Was mir den Film aber am meisten runtergezogen hat, ist das uninspirierte, grobe, regelrecht billig und hässlich aussehende Charakterdesign. Habe hier schonmal irgendwo erwähnt, wie wichtig mir solche ästhetischen Fragen gerade bei Animation sind, und auch wenn es in diesem Fall eine bewusste Entscheidung gewesen sein mag, vielleicht um einen bestimmten Comic-Look zu wahren (Soll sich angeblich an Jacques Tardi orientieren, aber der kann das wesentlich besser!), es macht mir einfach keine Freude, die anzuschauen.

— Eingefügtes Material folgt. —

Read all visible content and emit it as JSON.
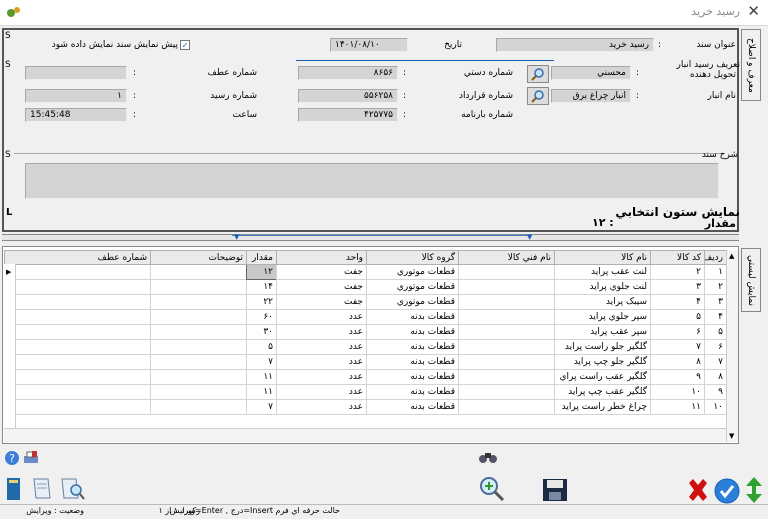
{
  "window": {
    "title": "رسيد خريد"
  },
  "header": {
    "preview_checkbox": "پيش نمايش سند نمايش داده شود",
    "date_label": "تاريخ",
    "date_value": "۱۴۰۱/۰۸/۱۰",
    "doc_title_label": "عنوان سند",
    "doc_title_value": "رسيد خريد",
    "def_label": "تعريف رسيد انبار",
    "deliverer_label": "تحويل دهنده",
    "deliverer_value": "محسني",
    "manual_no_label": "شماره دستي",
    "manual_no_value": "۸۶۵۶",
    "ref_no_label": "شماره عطف",
    "ref_no_value": "",
    "warehouse_label": "نام انبار",
    "warehouse_value": "انبار چراغ برق",
    "contract_label": "شماره قرارداد",
    "contract_value": "۵۵۶۲۵۸",
    "receipt_no_label": "شماره رسيد",
    "receipt_no_value": "۱",
    "waybill_label": "شماره بارنامه",
    "waybill_value": "۴۲۵۷۷۵",
    "time_label": "ساعت",
    "time_value": "15:45:48",
    "desc_label": "شرح سند",
    "side_tab": "معرف و اصلاح",
    "s_marker": "S",
    "l_marker": "L"
  },
  "selected_column": {
    "title": "نمايش ستون انتخابي",
    "name": "مقدار",
    "value": "۱۲ :"
  },
  "grid": {
    "side_tab": "نمايش ليستي",
    "columns": [
      "رديف",
      "کد کالا",
      "نام کالا",
      "نام فني کالا",
      "گروه کالا",
      "واحد",
      "مقدار",
      "توضيحات",
      "شماره عطف"
    ],
    "rows": [
      [
        "۱",
        "۲",
        "لنت عقب پرايد",
        "",
        "قطعات موتوري",
        "جفت",
        "۱۲",
        "",
        ""
      ],
      [
        "۲",
        "۳",
        "لنت جلوي پرايد",
        "",
        "قطعات موتوري",
        "جفت",
        "۱۴",
        "",
        ""
      ],
      [
        "۳",
        "۴",
        "سيبک پرايد",
        "",
        "قطعات موتوري",
        "جفت",
        "۲۲",
        "",
        ""
      ],
      [
        "۴",
        "۵",
        "سپر جلوي پرايد",
        "",
        "قطعات بدنه",
        "عدد",
        "۶۰",
        "",
        ""
      ],
      [
        "۵",
        "۶",
        "سپر عقب پرايد",
        "",
        "قطعات بدنه",
        "عدد",
        "۳۰",
        "",
        ""
      ],
      [
        "۶",
        "۷",
        "گلگير جلو راست پرايد",
        "",
        "قطعات بدنه",
        "عدد",
        "۵",
        "",
        ""
      ],
      [
        "۷",
        "۸",
        "گلگير جلو چپ پرايد",
        "",
        "قطعات بدنه",
        "عدد",
        "۷",
        "",
        ""
      ],
      [
        "۸",
        "۹",
        "گلگير عقب راست پراي",
        "",
        "قطعات بدنه",
        "عدد",
        "۱۱",
        "",
        ""
      ],
      [
        "۹",
        "۱۰",
        "گلگير عقب چپ پرايد",
        "",
        "قطعات بدنه",
        "عدد",
        "۱۱",
        "",
        ""
      ],
      [
        "۱۰",
        "۱۱",
        "چراغ خطر راست پرايد",
        "",
        "قطعات بدنه",
        "عدد",
        "۷",
        "",
        ""
      ]
    ]
  },
  "status": {
    "keys": "حالت حرفه اي فرم Insert=درج , Enter=ويرايش",
    "record": "رکورد ۱ از ۱",
    "state": "وضعيت : ويرايش"
  },
  "colors": {
    "accent": "#1a5fb4",
    "delete": "#d01010",
    "confirm": "#2a7fd8",
    "move": "#30a030"
  }
}
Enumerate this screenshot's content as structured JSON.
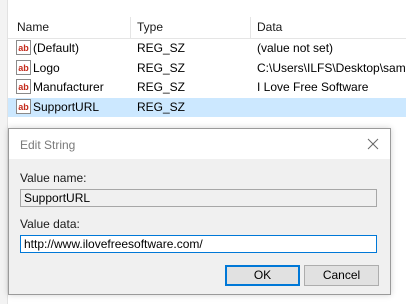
{
  "registry": {
    "columns": [
      "Name",
      "Type",
      "Data"
    ],
    "rows": [
      {
        "name": "(Default)",
        "type": "REG_SZ",
        "data": "(value not set)",
        "icon": "string-value-icon"
      },
      {
        "name": "Logo",
        "type": "REG_SZ",
        "data": "C:\\Users\\ILFS\\Desktop\\samp",
        "icon": "string-value-icon"
      },
      {
        "name": "Manufacturer",
        "type": "REG_SZ",
        "data": "I Love Free Software",
        "icon": "string-value-icon"
      },
      {
        "name": "SupportURL",
        "type": "REG_SZ",
        "data": "",
        "icon": "string-value-icon",
        "selected": true
      }
    ]
  },
  "dialog": {
    "title": "Edit String",
    "value_name_label": "Value name:",
    "value_name": "SupportURL",
    "value_data_label": "Value data:",
    "value_data": "http://www.ilovefreesoftware.com/",
    "ok_label": "OK",
    "cancel_label": "Cancel"
  },
  "colors": {
    "selection": "#cce8ff",
    "accent": "#0078d7",
    "icon_red": "#c42b1c"
  }
}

Speziell in Nahaufnahmen wenn die dicken, schwarzen Umrandungen so richtig deutlich hervortreten und man sieht, dass da nirgends vernünftig mit Schatten etc. gearbeitet wurde, oder wie minimalistisch die Gesichtsausdrücke sind.

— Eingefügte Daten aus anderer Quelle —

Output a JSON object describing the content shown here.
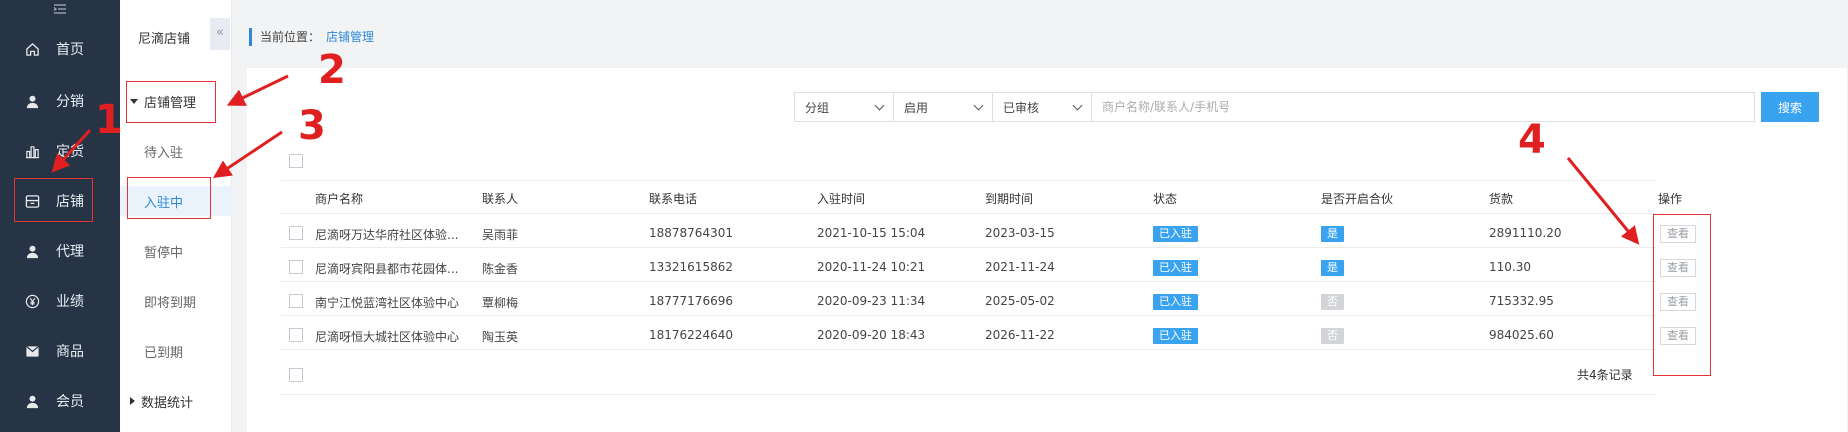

Die Animation fällt meist enttäuschend statisch aus, mit Gestik und Mimik wird viel zu wenig angestellt, was wahrscheinlich auch ein wesentlicher Grund dafür ist, dass die Leute einen so unterkühlten und in letzter Konsequenz beinahe unsympathischen Eindruck hinterlassen. Es spricht für sich, dass die sprechende Katze in der Geschichte lebendiger und detaillierter rüberkommt als die menschlichen Figuren. Was diese Makel so hervorstehen lässt, sind vielleicht auch die oft richtig schicken, malerischen Hintergründe (der Dschungel!), die sich mit den Charakteren beißen bzw. in manchen Szenen überhaupt nicht damit zusammenpassen. Wie aus zwei verschiedenen Welten zusammengemixt.

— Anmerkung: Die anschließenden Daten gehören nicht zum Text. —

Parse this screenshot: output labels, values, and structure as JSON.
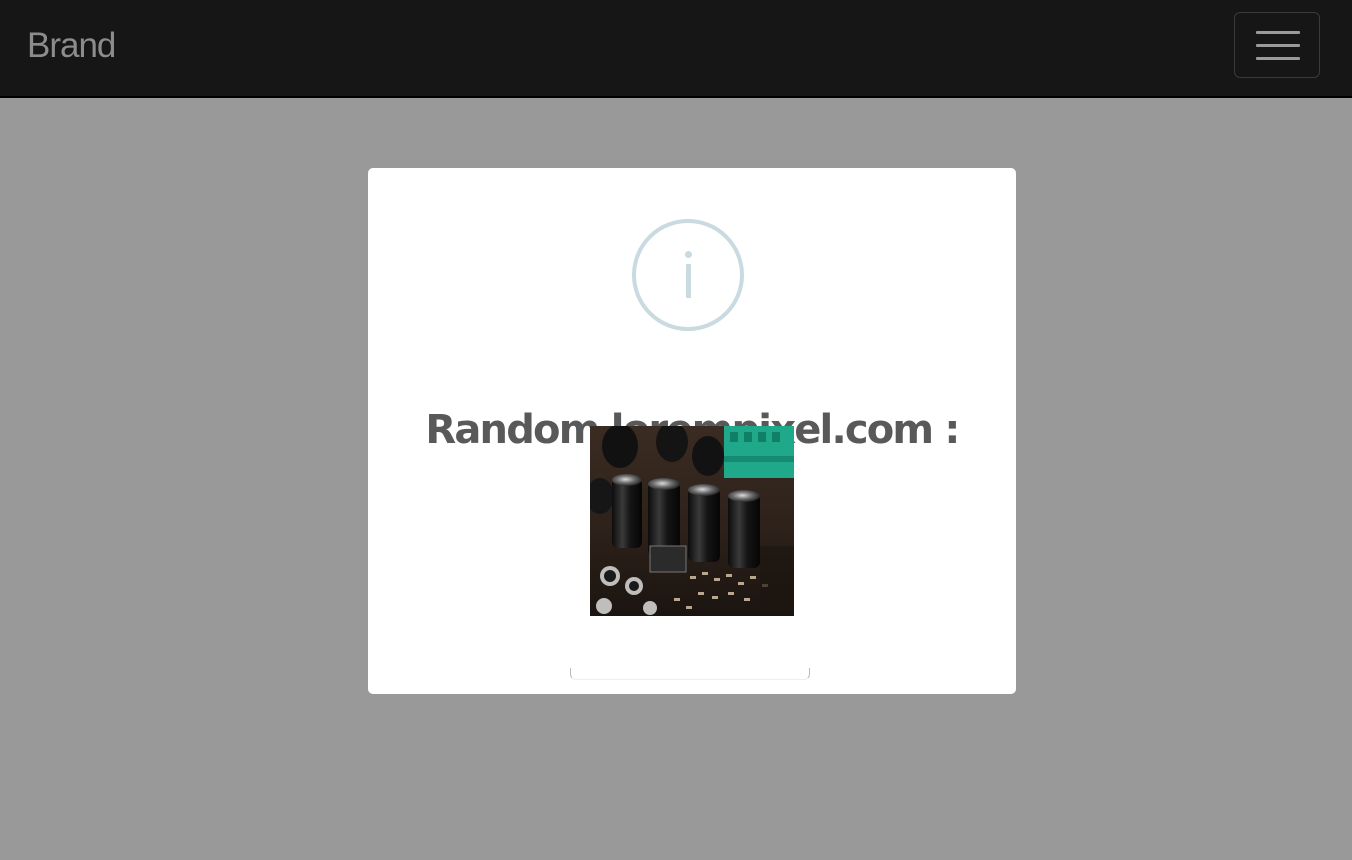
{
  "navbar": {
    "brand": "Brand",
    "menu_icon": "hamburger-menu-icon"
  },
  "modal": {
    "icon": "info-icon",
    "icon_color": "#c9dae1",
    "title": "Random lorempixel.com :",
    "image_alt": "circuit board with capacitors"
  },
  "colors": {
    "backdrop": "#999999",
    "navbar": "#161616",
    "brand_text": "#8c8c8c",
    "title_text": "#595959"
  }
}
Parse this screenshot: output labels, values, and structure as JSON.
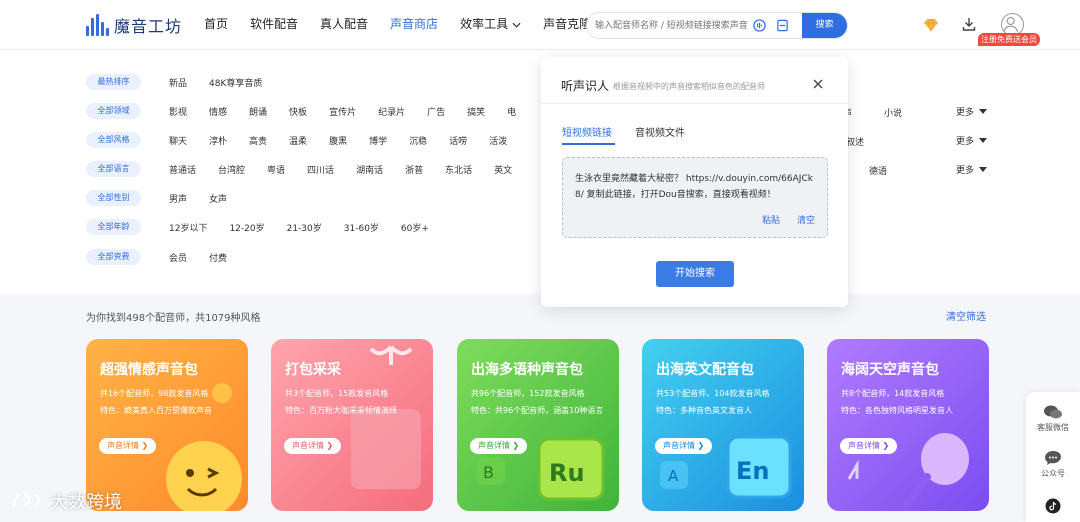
{
  "app": {
    "logo_text": "魔音工坊"
  },
  "nav": {
    "items": [
      "首页",
      "软件配音",
      "真人配音",
      "声音商店",
      "效率工具",
      "声音克隆"
    ],
    "active_index": 3,
    "search_placeholder": "输入配音师名称 / 短视频链接搜索声音",
    "search_button": "搜索",
    "register_badge": "注册免费送会员"
  },
  "filters": {
    "rows": [
      {
        "tag": "最热排序",
        "options": [
          "新品",
          "48K尊享音质"
        ]
      },
      {
        "tag": "全部领域",
        "options": [
          "影视",
          "情感",
          "朗诵",
          "快板",
          "宣传片",
          "纪录片",
          "广告",
          "搞笑",
          "电"
        ],
        "right_options": [
          "声",
          "小说"
        ],
        "more": "更多"
      },
      {
        "tag": "全部风格",
        "options": [
          "聊天",
          "淳朴",
          "高贵",
          "温柔",
          "腹黑",
          "博学",
          "沉稳",
          "话唠",
          "活泼"
        ],
        "right_options": [
          "叙述"
        ],
        "more": "更多"
      },
      {
        "tag": "全部语言",
        "options": [
          "普通话",
          "台湾腔",
          "粤语",
          "四川话",
          "湖南话",
          "浙普",
          "东北话",
          "英文"
        ],
        "right_options": [
          "德语"
        ],
        "more": "更多"
      },
      {
        "tag": "全部性别",
        "options": [
          "男声",
          "女声"
        ]
      },
      {
        "tag": "全部年龄",
        "options": [
          "12岁以下",
          "12-20岁",
          "21-30岁",
          "31-60岁",
          "60岁+"
        ]
      },
      {
        "tag": "全部资费",
        "options": [
          "会员",
          "付费"
        ]
      }
    ]
  },
  "results": {
    "count_text": "为你找到498个配音师，共1079种风格",
    "clear_label": "清空筛选"
  },
  "cards": [
    {
      "title": "超强情感声音包",
      "line1": "共16个配音师，98款发音风格",
      "line2": "特色：媲美真人百万赞爆款声音",
      "button": "声音详情 ❯",
      "colors": [
        "#ffb347",
        "#ff8a2a"
      ],
      "btn_color": "#f07a1f"
    },
    {
      "title": "打包采采",
      "line1": "共3个配音师，15款发音风格",
      "line2": "特色：百万粉大咖采采倾情演绎",
      "button": "声音详情 ❯",
      "colors": [
        "#ffa4ac",
        "#f56d7d"
      ],
      "btn_color": "#e95a6c"
    },
    {
      "title": "出海多语种声音包",
      "line1": "共96个配音师，152款发音风格",
      "line2": "特色：共96个配音师，涵盖10种语言",
      "button": "声音详情 ❯",
      "colors": [
        "#7fdc5d",
        "#3fb43a"
      ],
      "btn_color": "#39a637"
    },
    {
      "title": "出海英文配音包",
      "line1": "共53个配音师，104款发音风格",
      "line2": "特色：多种音色英文发音人",
      "button": "声音详情 ❯",
      "colors": [
        "#44d0f0",
        "#1a8fe0"
      ],
      "btn_color": "#1a86d8"
    },
    {
      "title": "海阔天空声音包",
      "line1": "共8个配音师，14款发音风格",
      "line2": "特色：各色独特风格明星发音人",
      "button": "声音详情 ❯",
      "colors": [
        "#b07bff",
        "#7b4df0"
      ],
      "btn_color": "#7a49e6"
    }
  ],
  "popup": {
    "title": "听声识人",
    "subtitle": "根据音视频中的声音搜索相似音色的配音师",
    "tabs": [
      "短视频链接",
      "音视频文件"
    ],
    "active_tab": 0,
    "text": "生泳衣里竟然藏着大秘密？ https://v.douyin.com/66AJCk8/ 复制此链接，打开Dou音搜索，直接观看视频！",
    "paste": "粘贴",
    "clear": "清空",
    "button": "开始搜索"
  },
  "sidebar": {
    "items": [
      "客服微信",
      "公众号"
    ]
  },
  "watermark": {
    "text": "大数跨境"
  },
  "colors": {
    "accent": "#2f6de1",
    "badge": "#f04a3e"
  }
}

Möchte auch nicht zuu negativ klingen. Die Abenteuer-Elemente und diverse Maschinen hatten auf jeden Fall ihren Reiz. Es ist nur frustrierend, wenn man, wie gesagt, Potential darin erkennt, das nicht genutzt wurde. Man kürze den Anfang auf die Hälfte der Zeit zusammen, verwende einen Stil für die Charaktere, der zum Beispiel mehr in Richtung Mike Mignola oder Disney's Atlantis geht, lasse einige der sinnlosen Übertreibungen weg und ersetze sie durch Schmerz, und - BÄM! - wir hätten einen neuen Genre-Klassiker gehabt, der bei mir ganz hoch im Kurs stehen würde. Verdammt, selbst als typischer Anime hätte das hier besser funktioniert. Ohnehin erinnert die Prämisse, speziell im letzten Drittel, irgendwie an Blue Submarine No 6. Aber so wie es ist? Eine kaputte, trostlos-graue Steampunk-Welt mit alternativem Geschichtsverlauf und phantastischer Verschwörung geht in meinen Augen absolut nicht mit solch einer Unbekümmertheit und forcierter Gewaltlosigkeit zusammen. Der Film traut sich gar nichts; kann sich nicht entscheiden, ob er ernst genommen oder als leicht verdauliche Version eines Pulp-Comics verstanden werden möchte.